Compile time string hashing

This is a little bit late, but I succeeded in implementing a compile-time CRC32 function with the use of constexpr. The problem with it is that at the time of writing, it only works with GCC and not MSVC nor Intel compiler.

Here is the code snippet:

// CRC32 Table (zlib polynomial)
static constexpr uint32_t crc_table[256] = {
    0x00000000L, 0x77073096L, 0xee0e612cL, 0x990951baL, 0x076dc419L,
    0x706af48fL, 0xe963a535L, 0x9e6495a3L, 0x0edb8832L, 0x79dcb8a4L,
    0xe0d5e91eL, 0x97d2d988L, 0x09b64c2bL, 0x7eb17cbdL, 0xe7b82d07L,
...
};
template<size_t idx>
constexpr uint32_t crc32(const char * str)
{
    return (crc32<idx-1>(str) >> 8) ^ crc_table[(crc32<idx-1>(str) ^ str[idx]) & 0x000000FF];
}

// This is the stop-recursion function
template<>
constexpr uint32_t crc32<size_t(-1)>(const char * str)
{
    return 0xFFFFFFFF;
}

// This doesn't take into account the nul char
#define COMPILE_TIME_CRC32_STR(x) (crc32<sizeof(x) - 2>(x) ^ 0xFFFFFFFF)

enum TestEnum
{
    CrcVal01 = COMPILE_TIME_CRC32_STR("stack-overflow"),
};

CrcVal01 is equal to 0x335CC04A

Hope this will help you!


At least by my reading of §7.1.5/3 and §5.19, the following might be legitimate:

unsigned constexpr const_hash(char const *input) {
    return *input ?
        static_cast<unsigned int>(*input) + 33 * const_hash(input + 1) :
        5381;
}

This does seem to follow the basic rules in §7.1.5/3:

  1. The form is: "return expression;"
  2. Its only parameter is a pointer, which is a scalar type, and therefore a literal type.
  3. Its return is unsigned int, which is also scalar (and therefore literal).
  4. There is no implicit conversion to the return type.

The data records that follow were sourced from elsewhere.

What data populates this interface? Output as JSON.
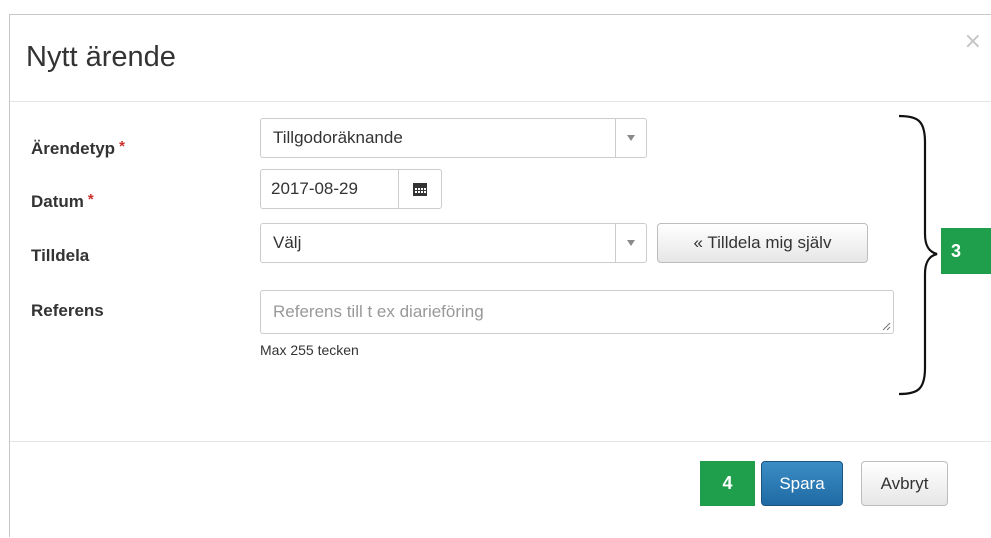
{
  "modal": {
    "title": "Nytt ärende",
    "close_glyph": "×"
  },
  "form": {
    "required_mark": "*",
    "case_type": {
      "label": "Ärendetyp",
      "value": "Tillgodoräknande"
    },
    "date": {
      "label": "Datum",
      "value": "2017-08-29"
    },
    "assign": {
      "label": "Tilldela",
      "value": "Välj",
      "assign_self_label": "« Tilldela mig själv"
    },
    "reference": {
      "label": "Referens",
      "placeholder": "Referens till t ex diarieföring",
      "help": "Max 255 tecken"
    }
  },
  "footer": {
    "save_label": "Spara",
    "cancel_label": "Avbryt"
  },
  "callouts": {
    "form_marker": "3",
    "save_marker": "4"
  },
  "colors": {
    "primary": "#2a7ab7",
    "required": "#c9302c",
    "callout": "#1f9f4c"
  },
  "icons": {
    "close": "close-icon",
    "calendar": "calendar-icon",
    "dropdown": "chevron-down-icon",
    "resize": "resize-grip-icon"
  }
}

There is some question whether the *inputs involve an illegal lvalue to rvalue conversion, and I'm not sure I understand the rules in §5.19/2/6/21 and §4.1 well enough to be sure about that.

From a practical viewpoint, this code is accepted by (for one example) g++, at least as far back as g++ 4.7.1.

Usage would be something like:

switch(std::hash(value)) {
    case const_hash("one"): one(); break;
    case const_hash("two"): two(); break;
    // ...
    default: other(); break;
}

To comply with the requirements of §5.19/2/6/2 you might have to do something like this though:

// one of the `constexpr`s is probably redundant, but I haven't figure out which.
char constexpr * constexpr v_one = "one"; 

// ....

case const_hash(v_one): one(); break;
  1. I'm using the extra 'slash' numbers to refer to unnumbered bullet points, so this is the second bullet point inside if the sixth bullet point under §5.19/2. I think I might have to talk to Pete Becker about whether it's possible to add some sort of numbers/letters/roman numerals down the hierarchy to identify pieces like this...